Highly Toxic, Glue and Other Inhalants Are Drugs of Choice From Guatemala to Japan
While glue sniffing is devastating poor Guatemalan street children, inhaling glue or other volatile solvents is also the number one substance abuse problem in Japan, according to a recent story in the Miami Herald (Tim Johnson, "Glue Sniffing Enslaves Guatemalan Street Kids: Activists Blame U.S. Manufacturer," Miami Herald, 5/10/93, 1A)
In an odd twist, some have pointed the finger of blame at H.B. Fuller Co., the biggest maker and marketer of glue to Latin America. The American company has been picketed by activists demanding it stop all production of solvent-based glues in Latin America. Critics of the activists note that street children faced with a bleak life of homelessness, hunger, and pain, will use whatever they can to dull their pain.

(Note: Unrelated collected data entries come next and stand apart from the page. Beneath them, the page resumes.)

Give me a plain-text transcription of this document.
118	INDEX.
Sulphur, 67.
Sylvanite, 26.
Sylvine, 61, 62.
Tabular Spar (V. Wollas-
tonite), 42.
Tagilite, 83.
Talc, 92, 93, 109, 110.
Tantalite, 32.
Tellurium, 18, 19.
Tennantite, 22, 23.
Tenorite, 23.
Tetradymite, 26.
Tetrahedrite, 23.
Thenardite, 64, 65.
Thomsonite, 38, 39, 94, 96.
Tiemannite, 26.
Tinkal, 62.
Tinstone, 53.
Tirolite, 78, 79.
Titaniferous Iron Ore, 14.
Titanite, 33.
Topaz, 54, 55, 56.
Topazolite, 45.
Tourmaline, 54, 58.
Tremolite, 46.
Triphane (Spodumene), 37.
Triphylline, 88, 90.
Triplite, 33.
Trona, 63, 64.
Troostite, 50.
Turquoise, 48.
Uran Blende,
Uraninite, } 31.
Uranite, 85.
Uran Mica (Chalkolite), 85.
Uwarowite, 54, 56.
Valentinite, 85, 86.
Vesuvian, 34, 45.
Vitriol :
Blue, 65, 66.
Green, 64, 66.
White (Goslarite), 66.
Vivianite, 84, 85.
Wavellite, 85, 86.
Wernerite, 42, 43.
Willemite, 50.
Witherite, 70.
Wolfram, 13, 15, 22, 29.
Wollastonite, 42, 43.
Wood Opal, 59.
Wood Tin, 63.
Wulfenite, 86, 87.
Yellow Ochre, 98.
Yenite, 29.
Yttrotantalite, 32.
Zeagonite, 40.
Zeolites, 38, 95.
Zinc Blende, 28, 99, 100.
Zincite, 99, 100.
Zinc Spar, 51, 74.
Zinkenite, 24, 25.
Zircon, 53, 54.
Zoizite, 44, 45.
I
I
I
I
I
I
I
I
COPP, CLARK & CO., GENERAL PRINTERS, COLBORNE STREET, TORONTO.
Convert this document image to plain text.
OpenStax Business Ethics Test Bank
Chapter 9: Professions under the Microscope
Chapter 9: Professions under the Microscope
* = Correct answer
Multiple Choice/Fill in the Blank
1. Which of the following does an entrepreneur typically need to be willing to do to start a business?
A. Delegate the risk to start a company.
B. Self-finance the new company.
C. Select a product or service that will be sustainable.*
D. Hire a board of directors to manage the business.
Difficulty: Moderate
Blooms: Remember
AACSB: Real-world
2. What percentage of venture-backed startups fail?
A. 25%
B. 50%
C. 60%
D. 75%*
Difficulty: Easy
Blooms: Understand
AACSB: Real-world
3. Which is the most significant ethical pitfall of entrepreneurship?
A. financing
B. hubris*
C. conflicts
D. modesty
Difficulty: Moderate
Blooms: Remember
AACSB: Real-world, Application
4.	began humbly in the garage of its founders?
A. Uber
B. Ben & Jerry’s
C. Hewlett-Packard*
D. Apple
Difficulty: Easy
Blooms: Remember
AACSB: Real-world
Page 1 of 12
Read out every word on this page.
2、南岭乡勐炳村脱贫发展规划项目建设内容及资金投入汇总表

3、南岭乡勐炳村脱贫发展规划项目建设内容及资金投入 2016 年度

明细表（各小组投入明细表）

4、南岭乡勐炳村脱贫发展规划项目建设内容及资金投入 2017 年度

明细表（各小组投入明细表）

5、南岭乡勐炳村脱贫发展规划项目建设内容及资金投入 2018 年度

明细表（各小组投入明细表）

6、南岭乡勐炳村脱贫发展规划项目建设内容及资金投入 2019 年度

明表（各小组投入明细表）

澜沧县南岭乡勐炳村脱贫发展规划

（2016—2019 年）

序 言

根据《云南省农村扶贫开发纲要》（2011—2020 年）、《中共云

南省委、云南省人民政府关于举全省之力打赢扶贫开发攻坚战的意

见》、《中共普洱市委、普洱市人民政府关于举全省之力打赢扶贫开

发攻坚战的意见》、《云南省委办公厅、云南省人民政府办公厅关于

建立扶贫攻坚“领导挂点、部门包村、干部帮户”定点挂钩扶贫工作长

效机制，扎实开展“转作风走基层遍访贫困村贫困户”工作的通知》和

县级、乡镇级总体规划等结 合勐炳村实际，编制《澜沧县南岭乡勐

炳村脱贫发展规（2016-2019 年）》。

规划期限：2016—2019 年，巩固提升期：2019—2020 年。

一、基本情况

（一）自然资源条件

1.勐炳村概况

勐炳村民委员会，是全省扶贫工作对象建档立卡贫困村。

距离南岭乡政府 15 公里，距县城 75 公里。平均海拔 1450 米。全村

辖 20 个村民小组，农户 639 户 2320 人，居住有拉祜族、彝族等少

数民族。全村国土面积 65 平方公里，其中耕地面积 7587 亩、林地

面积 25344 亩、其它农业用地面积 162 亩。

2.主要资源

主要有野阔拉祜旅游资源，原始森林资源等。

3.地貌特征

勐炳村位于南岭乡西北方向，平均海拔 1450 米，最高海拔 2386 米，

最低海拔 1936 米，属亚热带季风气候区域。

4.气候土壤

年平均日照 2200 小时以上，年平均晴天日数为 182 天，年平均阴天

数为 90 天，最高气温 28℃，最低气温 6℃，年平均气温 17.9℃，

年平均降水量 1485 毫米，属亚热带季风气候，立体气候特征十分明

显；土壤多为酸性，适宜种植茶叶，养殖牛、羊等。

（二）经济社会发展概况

If glue was not available, the children would use gasoline or paint thinner, they note.
In the United States, an estimated 850,000 Americans abused glue or other inhalants in 1992. Inhalant abuse is "the number one substance abuse problem in Japan," Catherine MacIntyre of the Colorado-based International Institute for Inhalant Abuse told the Herald. Glue and other solvents may be the most harmful of all drugs of abuse, resulting in irreversible kidney and brain damage. In poor countries, abuse of solvents by homeless children is almost universal, according to some reports. In Guatemala City, almost all of the city's estimated 5,000 street children are chronic glue sniffers, social workers told the Herald.